Last week, at a regulatory compliance conference hosted by Insight Information, Carol Allen, manager of compliance at TD Insurance, said more and more people are taking to the Web to rail against their banks.

She says places like the social networking site Facebook and other chat rooms and forums allow consumers to circumvent normal complaint channels and share their stories with like-minded consumers. For proof that the web is becoming the go-to place to complain, Allen typed the word complaint into Google and got back 131,000 hits.

Consumers are more aware of their rights than ever before, Allen said, adding that this progress is positive and she’s pleased that more consumers are informed.

One challenge, however, is that clients are increasingly threatening legal action to get what they want, which forces the financial institution to respond to legal complaints rather than the customer experience.

With so many different avenues for complaint, financial institutions should take any grievance seriously. In a TD poll conducted last April, 84% of respondents said one experience could make or break their relationship with a company, while 80% felt sharing their stories could influence another person’s purchasing habits. Sixty-six per cent of consumers wanted to feel appreciated by a company through good service, not incentives.

With the proliferation of online complaints, the advisory world is facing some of the same issues as the general financial industry, since public sites are often used by clients and advisors to complain about wrongdoing.

“There’s a moral suasion here,” says Lawrence Geller, president of Geller Insurance Agencies and operator of the For Advisors Only web forum. “The consumer goes on to the social networking site and finds, lo and behold, that they’re one of hundreds of thousands of people to whom this has been done.”

He says moral suasion can lead to more class action lawsuits, as more complainants means a better chance of getting the suit heard.

Unlike writing a letter to an ombudsman, which may be read by only that one person, complaining on the Net means that when a client searches for a company’s information, the first thing that could pop up are criticisms against the business. This has some institutions worried.

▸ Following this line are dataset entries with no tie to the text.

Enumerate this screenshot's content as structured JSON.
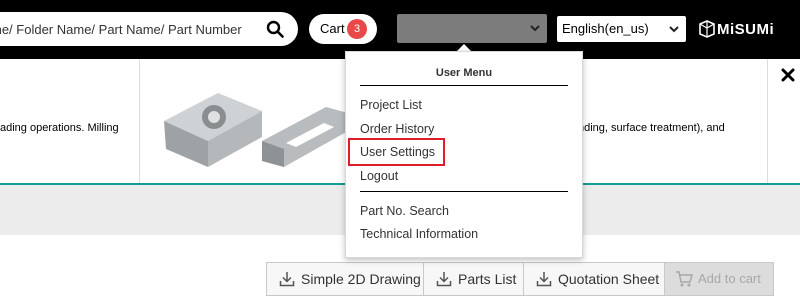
{
  "header": {
    "search_placeholder": "me/ Folder Name/ Part Name/ Part Number",
    "cart_label": "Cart",
    "cart_count": "3",
    "language": "English(en_us)",
    "logo_text": "MiSUMi"
  },
  "banner": {
    "left_text": "ading operations. Milling",
    "right_text": "nding, surface treatment), and"
  },
  "user_menu": {
    "title": "User Menu",
    "items": [
      "Project List",
      "Order History",
      "User Settings",
      "Logout"
    ],
    "secondary_items": [
      "Part No. Search",
      "Technical Information"
    ],
    "highlighted_item": "User Settings"
  },
  "toolbar": {
    "simple_2d": "Simple 2D Drawing",
    "parts_list": "Parts List",
    "quotation_sheet": "Quotation Sheet",
    "add_to_cart": "Add to cart"
  },
  "colors": {
    "topbar": "#000000",
    "accent_teal": "#139c91",
    "cart_badge": "#e84848",
    "highlight_red": "#e01c24"
  }
}
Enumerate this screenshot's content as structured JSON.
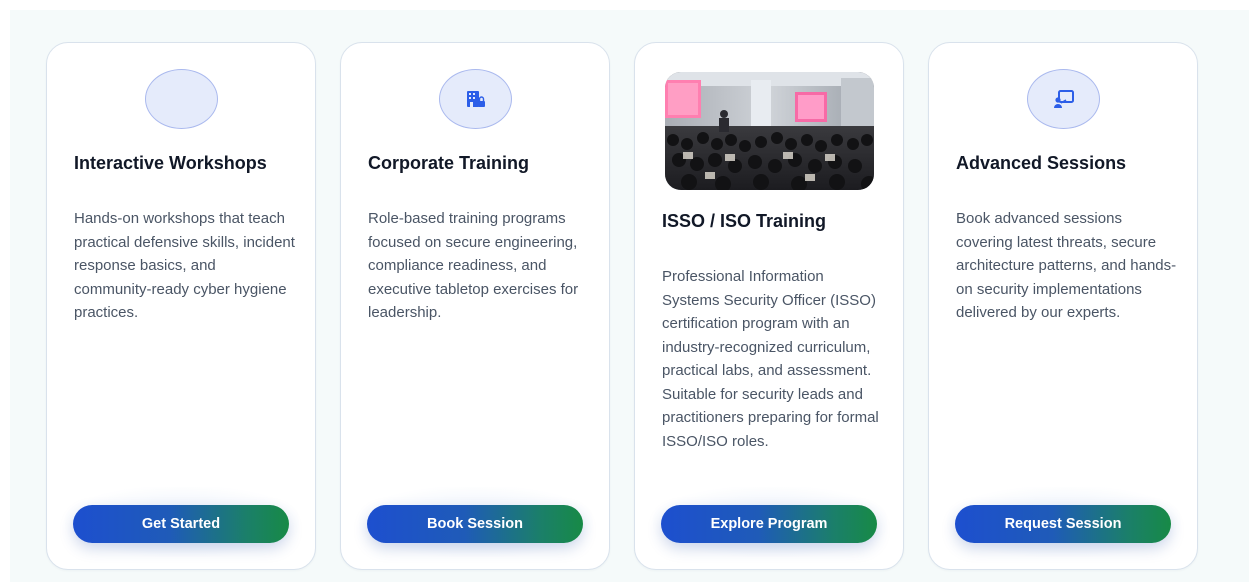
{
  "cards": [
    {
      "title": "Interactive Workshops",
      "description": "Hands-on workshops that teach practical defensive skills, incident response basics, and community-ready cyber hygiene practices.",
      "button_label": "Get Started",
      "icon": "blank-icon"
    },
    {
      "title": "Corporate Training",
      "description": "Role-based training programs focused on secure engineering, compliance readiness, and executive tabletop exercises for leadership.",
      "button_label": "Book Session",
      "icon": "building-lock-icon"
    },
    {
      "title": "ISSO / ISO Training",
      "description": "Professional Information Systems Security Officer (ISSO) certification program with an industry-recognized curriculum, practical labs, and assessment. Suitable for security leads and practitioners preparing for formal ISSO/ISO roles.",
      "button_label": "Explore Program",
      "image": "training-audience-photo"
    },
    {
      "title": "Advanced Sessions",
      "description": "Book advanced sessions covering latest threats, secure architecture patterns, and hands-on security implementations delivered by our experts.",
      "button_label": "Request Session",
      "icon": "presenter-screen-icon"
    }
  ],
  "colors": {
    "accent_blue": "#1d4fcf",
    "accent_green": "#178a46",
    "icon_circle_fill": "#e5ebfb",
    "icon_blue": "#2c5ee8"
  }
}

“Companies don’t like to have bad things said about them,” says Geller. “Now, people do searches, and if they’re complaining about a company, they post something. Somebody else does a search and what’s the first thing that comes up? The complaint. Before you know it, there are 10,000 people who are communicating with each other.”

While curbing dissent isn’t the goal, many institutions want clients to use the proper channels to voice their concerns. The problem is that many advisors don’t know where a client with a serious issue should go.

“I don’t know if the average investor knows what the proper ways are to complain about a company,” says Geller.

It doesn’t help that complaining is often useless. He recalls a town hall meeting two years ago where investors stood up to say that their complaints were not getting heard. “There’s no such thing as redress,” says Geller. “The only redress the consumer has is in civil actions. Investor after investor said that.”

This lack of communication and attention forces clients to hit the web to make their concerns known. Geller says if the complaint becomes viral — meaning the link gets passed around and a large number of people read it — then that grievance will likely be heard. If it doesn’t catch on, there’s a good chance that gripe will be lost in the ether.

“The web is so big that people don’t often have a voice because it could easily get lost,” Geller explains.

Getting clients to complain to the right people is something Geller’s been working on. Along with Advocis, he’s been drafting a plan that will create a central place where consumers can complain about companies and advisors. Right now, the system doesn’t distinguish between the two, but this new plan would put errors and omissions and regulatory and administrative actions under the same roof.

However, that plan hasn’t been adopted by the regulators yet, and it appears they have no desire to move forward. “The ministers of finance would have to believe that they had to do something to help the consumer,” says Geller, explaining why the plan hasn’t been adopted. “I’m not sure that is a high priority to them.”